For comparison, regular (non-compressed) genotyping techniques can only process few hundreds samples in one run, which emphasizes the rigor of compressed sensing! The experimental work was published in Genome Research (July 2009), and a pre-print is found here.

In addition, I am going to present some aspects of compressed genotpying in Allerton 2009.

We would appreciate comments on our work. It seems that some aspects of DNA Sequencing has intriguing connections to compressed sensing.

Thanks Yaniv !

The first paper is: Compressed Genotyping by Yaniv Erlich, Assaf Gordon, Michael Brand, Gregory J. Hannon and Partha P. Mitra. The abstract reads:

Significant volumes of knowledge have been accumulated in recent years linking subtle genetic variations to a wide variety of medical disorders from Cystic Fibrosis to mental retardation. Nevertheless, there are still great challenges in applying this knowledge routinely in the clinic, largely due to the relatively tedious and expensive process of DNA sequencing. Since the genetic polymorphisms that underlie these disorders are relatively rare in the human population, the presence or absence of a disease-linked polymorphism can be thought of as a sparse signal. Using methods and ideas from compressed sensing and group testing, we have developed a cost-effective genotyping protocol. In particular, we have adapted our scheme to a recently developed class of high throughput DNA sequencing technologies, and assembled a mathematical framework that has some important distinctions from ’traditional’ compressed sensing ideas in order to address different biological and technicalconstraints.

This paper uses a Belief Propagation Reconstruction algorithm and makes the point that fewer measurement is not the only cost function.

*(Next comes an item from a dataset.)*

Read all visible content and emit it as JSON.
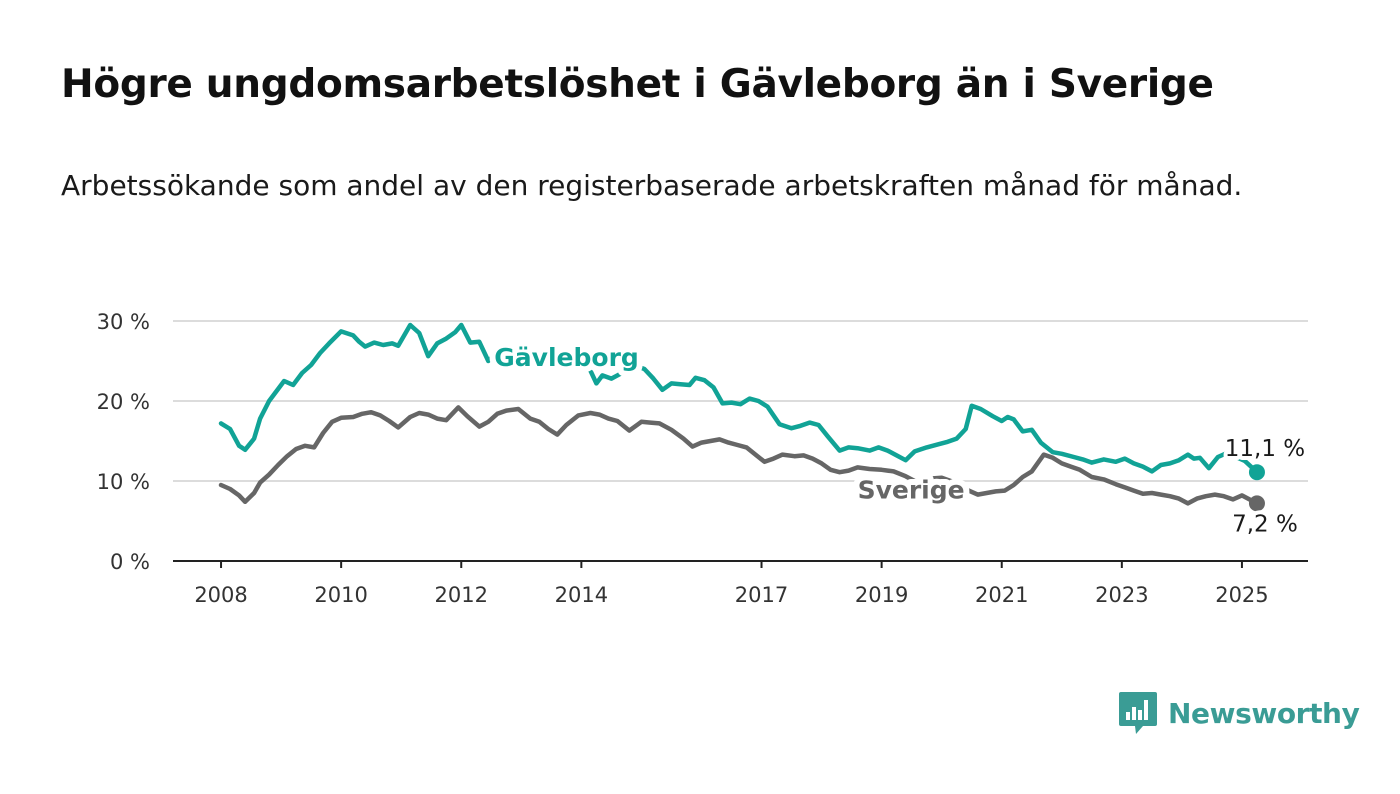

The second paper is: DNA Sudoku - Harnessing high throughput sequencing for multiplexed specimen analysis by Yaniv Erlich, Kenneth Chang, Assaf Gordon, Roy Ronen, Oron Navon, Michelle Rooks, and Gregory J. Hannon. The abstract reads:

Next-generation sequencers have sufficient power to analyze simultaneously DNAs from many different specimens, a practice known as multiplexing. Such schemes rely on the ability to associate each sequence read with the specimen from which it was derived. The current practice of appending molecular barcodes prior to pooling is practical for parallel analysis of up to many dozen samples. Here, we report a strategy that permits simultaneous analysis of tens of thousands of specimens. Our approach relies on the use of combinatorial pooling strategies in which pools rather than individual specimens are assigned barcodes. Thus, the identity of each specimen is encoded within the pooling pattern rather than by its association with a particular sequence tag. Decoding the pattern allows the sequence of an original specimen to be inferred with high confidence. We verified the ability of our encoding and decoding strategies to accurately report the sequence of individual samples within a large number of mixed specimens in two ways. First, we simulated data both from a clone library and from a human population in which a sequence variant associated with cystic fibrosis was present. Second, we actually pooled, sequenced, and decoded identities within two sets of 40,000 bacterial clones comprising ~20,000 different artificial MicroRNAs targeting Arabidopsis or human genes. We achieved greater than 97% accuracy in these trials. The strategies reported here can be applied to a wide variety of biological problems, including the determination of genotypic variation within large populations of individuals.

Here are some items that pop-up my mind but I am sure there are others:

The article has no mention of any CS papers or CS pooling papers, it looks like a huge opportunity to bring some knowledge that has built up in the CS domain recently.
In an offline conversation, Nicolas Thierry-Mieg pointed out to me that this Sudoku approach does not seem closely related to the sudocode approach of Dror Baron, Rich Baraniuk and Shriram Sarvotham in Sudocodes: Fast Measurement and Reconstruction of Sparse Signals. Dror tells me that they are improving on this Sudocode code.
Page 42 makes a tangent note to quantization. A similar issue was mentioned in the Rare-Allele Detection Using Compressed Se(que)nsing paper. At some point, unless reconstruction is exact and algebraic, we are going to have to face this issue of quantization. Some work has been performed in this arena, check the blog with that keyword.
Maybe, at some point we need a similar table to that of Piotr Indyk released his Tutorial on Compressed Sensing (or Compressive Sampling or Linear Sketching), specific for pooling arguments in the bio world.